O ministro Sebastião Reis Júnior, do Superior Tribunal de Justiça (STJ), esteve na Amagis, no final do mês de setembro, quando, acompanhado pelo presidente da Associação, juiz Luiz Carlos Rezende e Santos, visitou unidades das Apacs em São João del-Rei e Belo Horizonte.
Na ocasião, o ministro, amante de fotografia, fez diversos registros fotográficos do que conheceu durante as visitas e relatou suas impressões desta experiência, que, segundo ele, o impressionou pelo tratamento humano que testemunhou.
Veja abaixo o relato do ministro e fotos feitas por ele durante a visita (texto e fotos originalmente publicados no site Migalhas):
Na véspera, quinta-feira, eu tinha conhecido as APACs masculina e feminina de São João del-Rei. Já conhecia uma APAC, a de Santa Luzia, mas não estava preparado para o que eu estava para ver.
Não estava em um estabelecimento penal, mas em uma fazenda. Logo na entrada uma fonte. Lá dentro, vi padaria, marcenaria, criação de porcos, fábrica de tijolos, flores, uma capela, posto médico, quadra de esportes, viveiro de flores, barbearia e oficinas de costura.
Vi ambientes salubres, celas arrumadas, espaços claros para refeição e banheiros e não simples fossas ou buracos no chão.
E, mais do que isso, vi homens e mulheres cantando, trabalhando e produzindo; sendo tratados com dignidade e respeito. Homens e mulheres que não usavam uniformes, mas roupas comuns do dia a dia. Eram tratados como pessoas e não como bichos ou pessoas de segunda classe. Os servidores se dirigiam a eles pelo nome e todos usavam crachá. Confesso que não tinha como identificar quem era servidor e quem era reeducando.
Não vi só sorrisos, reconheço. Vi também muitos rostos tristes, olhares constrangidos, cabisbaixos, envergonhados.
Mas, e isso é o que importa, conversei e convivi, mesmo que por poucas horas, com pessoas que me olhavam nos olhos e que não tinham medo de estar ali com um juiz.

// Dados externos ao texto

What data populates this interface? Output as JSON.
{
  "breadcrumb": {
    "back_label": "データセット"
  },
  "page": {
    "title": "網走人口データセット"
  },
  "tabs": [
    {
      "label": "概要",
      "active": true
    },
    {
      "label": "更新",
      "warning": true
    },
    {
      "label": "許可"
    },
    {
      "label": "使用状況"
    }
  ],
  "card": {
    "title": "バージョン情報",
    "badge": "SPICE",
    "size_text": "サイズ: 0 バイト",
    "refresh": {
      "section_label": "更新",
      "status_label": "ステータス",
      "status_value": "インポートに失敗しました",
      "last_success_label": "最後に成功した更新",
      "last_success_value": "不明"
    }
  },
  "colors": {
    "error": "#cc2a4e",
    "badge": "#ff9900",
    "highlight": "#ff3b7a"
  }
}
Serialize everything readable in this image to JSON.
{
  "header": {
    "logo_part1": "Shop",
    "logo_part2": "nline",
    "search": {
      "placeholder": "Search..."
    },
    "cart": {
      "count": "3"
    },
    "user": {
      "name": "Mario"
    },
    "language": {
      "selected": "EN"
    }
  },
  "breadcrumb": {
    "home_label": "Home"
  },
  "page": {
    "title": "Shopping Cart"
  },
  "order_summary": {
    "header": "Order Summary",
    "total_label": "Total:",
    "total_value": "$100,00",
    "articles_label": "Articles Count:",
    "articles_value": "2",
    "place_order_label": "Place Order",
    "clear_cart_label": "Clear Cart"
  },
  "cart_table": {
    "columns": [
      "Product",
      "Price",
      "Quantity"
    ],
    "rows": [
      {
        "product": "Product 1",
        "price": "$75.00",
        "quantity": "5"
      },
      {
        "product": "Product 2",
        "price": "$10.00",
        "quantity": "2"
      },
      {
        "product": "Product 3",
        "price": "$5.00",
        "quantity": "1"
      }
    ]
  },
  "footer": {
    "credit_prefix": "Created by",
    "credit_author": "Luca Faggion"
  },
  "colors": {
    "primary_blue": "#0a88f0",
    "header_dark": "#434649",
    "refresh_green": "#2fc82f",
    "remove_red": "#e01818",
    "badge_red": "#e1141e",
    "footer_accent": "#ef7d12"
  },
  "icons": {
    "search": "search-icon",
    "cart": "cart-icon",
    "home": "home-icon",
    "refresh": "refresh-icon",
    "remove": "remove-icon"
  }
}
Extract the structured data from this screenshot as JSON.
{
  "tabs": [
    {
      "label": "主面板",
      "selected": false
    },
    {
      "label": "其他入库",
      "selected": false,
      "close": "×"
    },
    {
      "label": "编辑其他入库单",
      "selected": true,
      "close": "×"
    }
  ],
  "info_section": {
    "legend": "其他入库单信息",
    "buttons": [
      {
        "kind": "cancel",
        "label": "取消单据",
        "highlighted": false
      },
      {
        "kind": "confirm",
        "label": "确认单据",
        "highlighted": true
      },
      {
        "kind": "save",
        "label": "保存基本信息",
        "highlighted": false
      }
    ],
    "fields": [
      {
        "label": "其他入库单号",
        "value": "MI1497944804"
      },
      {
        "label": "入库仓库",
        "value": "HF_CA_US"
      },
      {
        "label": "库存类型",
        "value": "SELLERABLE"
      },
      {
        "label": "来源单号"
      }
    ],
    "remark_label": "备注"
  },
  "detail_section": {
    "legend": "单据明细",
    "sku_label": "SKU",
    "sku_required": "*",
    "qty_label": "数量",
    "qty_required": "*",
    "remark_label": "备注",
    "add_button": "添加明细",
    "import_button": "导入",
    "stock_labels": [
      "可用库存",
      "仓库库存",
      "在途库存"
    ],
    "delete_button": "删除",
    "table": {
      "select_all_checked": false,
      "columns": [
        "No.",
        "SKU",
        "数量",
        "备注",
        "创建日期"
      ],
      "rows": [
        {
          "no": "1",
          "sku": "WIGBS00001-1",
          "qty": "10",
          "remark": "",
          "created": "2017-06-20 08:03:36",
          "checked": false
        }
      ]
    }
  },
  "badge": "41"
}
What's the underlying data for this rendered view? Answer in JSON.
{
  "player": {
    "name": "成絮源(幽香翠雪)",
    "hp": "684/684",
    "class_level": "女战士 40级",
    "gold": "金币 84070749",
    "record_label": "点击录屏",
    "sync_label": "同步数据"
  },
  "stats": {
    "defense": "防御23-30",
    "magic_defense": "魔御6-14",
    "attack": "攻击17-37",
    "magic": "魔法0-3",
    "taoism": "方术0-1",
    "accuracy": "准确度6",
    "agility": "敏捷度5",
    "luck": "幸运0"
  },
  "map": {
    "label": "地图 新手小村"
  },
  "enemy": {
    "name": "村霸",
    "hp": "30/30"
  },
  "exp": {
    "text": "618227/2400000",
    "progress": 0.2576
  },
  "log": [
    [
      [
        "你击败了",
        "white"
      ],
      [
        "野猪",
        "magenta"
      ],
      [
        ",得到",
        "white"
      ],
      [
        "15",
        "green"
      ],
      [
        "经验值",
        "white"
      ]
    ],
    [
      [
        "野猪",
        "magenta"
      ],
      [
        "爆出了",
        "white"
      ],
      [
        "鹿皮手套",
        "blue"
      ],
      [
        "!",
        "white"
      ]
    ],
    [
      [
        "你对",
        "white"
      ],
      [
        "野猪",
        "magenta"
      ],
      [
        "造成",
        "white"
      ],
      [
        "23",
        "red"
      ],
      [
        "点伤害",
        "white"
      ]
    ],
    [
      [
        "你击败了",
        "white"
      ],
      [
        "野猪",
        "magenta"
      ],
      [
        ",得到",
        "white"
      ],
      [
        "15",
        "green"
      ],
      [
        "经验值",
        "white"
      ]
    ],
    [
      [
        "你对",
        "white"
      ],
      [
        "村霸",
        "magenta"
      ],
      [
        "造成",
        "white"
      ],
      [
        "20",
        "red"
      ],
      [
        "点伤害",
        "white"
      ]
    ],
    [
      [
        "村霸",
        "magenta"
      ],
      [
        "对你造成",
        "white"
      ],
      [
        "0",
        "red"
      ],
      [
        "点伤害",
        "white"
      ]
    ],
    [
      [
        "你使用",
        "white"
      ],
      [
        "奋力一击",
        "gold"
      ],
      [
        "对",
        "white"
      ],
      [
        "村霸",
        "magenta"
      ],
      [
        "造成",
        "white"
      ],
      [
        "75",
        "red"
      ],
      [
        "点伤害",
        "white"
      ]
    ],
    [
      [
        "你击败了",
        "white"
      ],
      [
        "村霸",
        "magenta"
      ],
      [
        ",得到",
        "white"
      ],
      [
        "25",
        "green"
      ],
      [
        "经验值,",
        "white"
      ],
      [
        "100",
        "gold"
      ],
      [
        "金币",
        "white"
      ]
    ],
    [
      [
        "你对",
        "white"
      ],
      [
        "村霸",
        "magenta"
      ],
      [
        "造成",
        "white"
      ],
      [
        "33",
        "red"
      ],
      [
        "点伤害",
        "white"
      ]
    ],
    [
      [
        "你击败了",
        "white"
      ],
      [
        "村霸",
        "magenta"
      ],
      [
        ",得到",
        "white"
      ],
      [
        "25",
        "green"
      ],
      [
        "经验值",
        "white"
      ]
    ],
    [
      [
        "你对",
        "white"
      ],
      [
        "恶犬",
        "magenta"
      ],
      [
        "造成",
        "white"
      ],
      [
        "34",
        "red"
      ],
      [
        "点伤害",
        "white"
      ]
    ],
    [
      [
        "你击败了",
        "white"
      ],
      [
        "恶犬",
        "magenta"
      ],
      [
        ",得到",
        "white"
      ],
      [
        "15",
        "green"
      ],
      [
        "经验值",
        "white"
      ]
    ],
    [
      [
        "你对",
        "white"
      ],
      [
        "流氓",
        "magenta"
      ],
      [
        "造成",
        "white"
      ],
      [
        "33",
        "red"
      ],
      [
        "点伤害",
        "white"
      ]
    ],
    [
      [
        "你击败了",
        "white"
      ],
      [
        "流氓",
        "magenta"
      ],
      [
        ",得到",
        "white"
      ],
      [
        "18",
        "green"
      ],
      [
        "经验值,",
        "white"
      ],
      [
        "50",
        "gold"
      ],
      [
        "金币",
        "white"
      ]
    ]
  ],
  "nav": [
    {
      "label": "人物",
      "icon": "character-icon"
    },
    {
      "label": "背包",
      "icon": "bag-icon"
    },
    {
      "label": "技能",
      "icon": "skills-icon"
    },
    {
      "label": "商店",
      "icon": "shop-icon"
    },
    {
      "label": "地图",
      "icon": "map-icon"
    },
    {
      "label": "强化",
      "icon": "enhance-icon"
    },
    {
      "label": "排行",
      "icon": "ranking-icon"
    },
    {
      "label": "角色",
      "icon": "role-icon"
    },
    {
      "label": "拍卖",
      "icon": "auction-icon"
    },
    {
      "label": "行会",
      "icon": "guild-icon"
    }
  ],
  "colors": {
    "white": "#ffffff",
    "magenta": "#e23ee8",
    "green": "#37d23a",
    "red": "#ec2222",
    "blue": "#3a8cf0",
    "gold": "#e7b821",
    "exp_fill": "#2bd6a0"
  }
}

Na sexta-feira, fui conhecer a APAC feminina de Belo Horizonte.
O ambiente era diferente. Não era uma fazenda, mas uma escola. Com muros sim, mas muros grafitados e coloridos. Com brinquedos espalhados para quando as famílias - e, principalmente, os filhos - viessem visitar as reeducandas.
Tudo aquilo que tinha visto em São João del-Rei - posto médico digno, banheiros limpos, celas organizadas, ambientes de leitura e trabalho - também via naquele dia em Belo Horizonte.
Também, como em São João del-Rei, vi mulheres sorrindo e mulheres constrangidas, mas todas usando suas próprias roupas, sendo tratadas pelo nome e identificadas por crachá.
Mas, em um momento daquele dia, aconteceu algo que mexeu comigo.
Estava no pátio e vi uma reeducanda usando um turbante e um vestido colorido. Sua personalidade era visível. Dirigi-me a ela e lhe perguntei se poderia fotografá-la. Ela olhou para mim, deu um belo sorriso e disse claro. Tirou o casaquinho que vestia, tirou o crachá, acertou os colares e começou a posar. Quando acabei fui para o centro do pátio e gritei: quem quer ser fotografada?...
Não precisei falar uma segunda vez. Várias reeducandas se aproximaram. Tirei mais de uma centena de fotos. individuais, em duplas, em grupos. todas sorrindo, felizes e deixando a timidez de lado.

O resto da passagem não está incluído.